Praktik dugaan penipuan ini bermula pada tahun 2022 saat ILUT dikenalkan pada opsi KPR di Kelurahan Sungai Jering, Kecamatan Kuantan Tengah, oleh oknum Aparatur Sipil Negara (ASN) berinisial IN—seorang guru SDN di Kuantan Tengah. Kontak tersebut berlanjut ketika IN mengenalkan korban kepada REGA (yang juga disapa SEGA), seorang warga Muara Lembu yang bertindak sebagai marketing perumahan.
Hubungan bisnis yang diawali dari rekomendasi oknum ASN tersebut perlahan membelit korban dalam ketidakpastian panjang.

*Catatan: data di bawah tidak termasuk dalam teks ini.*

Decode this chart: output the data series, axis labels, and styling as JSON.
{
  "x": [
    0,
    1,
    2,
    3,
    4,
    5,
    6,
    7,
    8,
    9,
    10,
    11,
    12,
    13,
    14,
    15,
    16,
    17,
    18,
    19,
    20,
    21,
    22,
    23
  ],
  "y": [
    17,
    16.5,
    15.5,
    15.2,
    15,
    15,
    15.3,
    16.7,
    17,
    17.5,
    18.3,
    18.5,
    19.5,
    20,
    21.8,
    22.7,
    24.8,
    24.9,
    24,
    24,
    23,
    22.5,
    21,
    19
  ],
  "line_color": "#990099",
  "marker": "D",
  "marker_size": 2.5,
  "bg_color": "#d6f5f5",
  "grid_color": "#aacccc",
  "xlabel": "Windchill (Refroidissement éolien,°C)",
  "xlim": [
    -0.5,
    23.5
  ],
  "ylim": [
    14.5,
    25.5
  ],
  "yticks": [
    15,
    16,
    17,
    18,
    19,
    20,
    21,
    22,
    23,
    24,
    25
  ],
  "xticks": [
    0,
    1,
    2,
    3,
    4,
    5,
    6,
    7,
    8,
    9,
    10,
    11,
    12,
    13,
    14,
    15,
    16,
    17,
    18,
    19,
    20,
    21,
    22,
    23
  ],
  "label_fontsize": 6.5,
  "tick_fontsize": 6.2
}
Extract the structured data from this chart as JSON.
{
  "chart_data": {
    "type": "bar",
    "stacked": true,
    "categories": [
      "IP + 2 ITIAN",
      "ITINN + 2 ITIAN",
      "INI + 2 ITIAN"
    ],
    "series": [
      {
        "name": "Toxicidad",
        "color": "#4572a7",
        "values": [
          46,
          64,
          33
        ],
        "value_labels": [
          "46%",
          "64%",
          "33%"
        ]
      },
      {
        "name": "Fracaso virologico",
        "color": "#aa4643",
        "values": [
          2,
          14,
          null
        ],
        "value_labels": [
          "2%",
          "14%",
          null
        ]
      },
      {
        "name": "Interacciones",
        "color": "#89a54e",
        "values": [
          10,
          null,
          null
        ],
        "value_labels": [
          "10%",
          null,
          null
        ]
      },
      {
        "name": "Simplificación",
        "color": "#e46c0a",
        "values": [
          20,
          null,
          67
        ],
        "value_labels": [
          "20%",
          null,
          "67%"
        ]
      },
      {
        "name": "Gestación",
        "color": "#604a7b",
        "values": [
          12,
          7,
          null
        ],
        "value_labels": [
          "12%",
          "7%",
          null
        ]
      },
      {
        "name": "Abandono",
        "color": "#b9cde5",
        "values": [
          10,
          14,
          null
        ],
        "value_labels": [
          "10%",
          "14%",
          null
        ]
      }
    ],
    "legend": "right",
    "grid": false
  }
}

Kesepakatan Awal: ILUT dan REGA sepakat atas satu unit rumah seharga Rp150.000.000 dengan uang muka (down payment) sebesar Rp60.000.000. Sisa pembayaran disepakati secara bertahap.

Pembayaran Bertahap: Sepanjang rentang waktu berjalan, ILUT telah menyetor dana hingga terakumulasi mencapai Rp141.000.000.

Perubahan Sepihak: Di tengah jalan, REGA mendadak mengubah skema dan menawari unit rumah lain dengan harga membengkak hingga Rp250.000.000.

Pengusiran Sepihak: Meski wujud rumah idaman yang dijanjikan tak kunjung jelas kepemilikannya selama kurun waktu empat tahun, korban yang sempat menempati unit justru mendadak diminta untuk mengosongkan hunian.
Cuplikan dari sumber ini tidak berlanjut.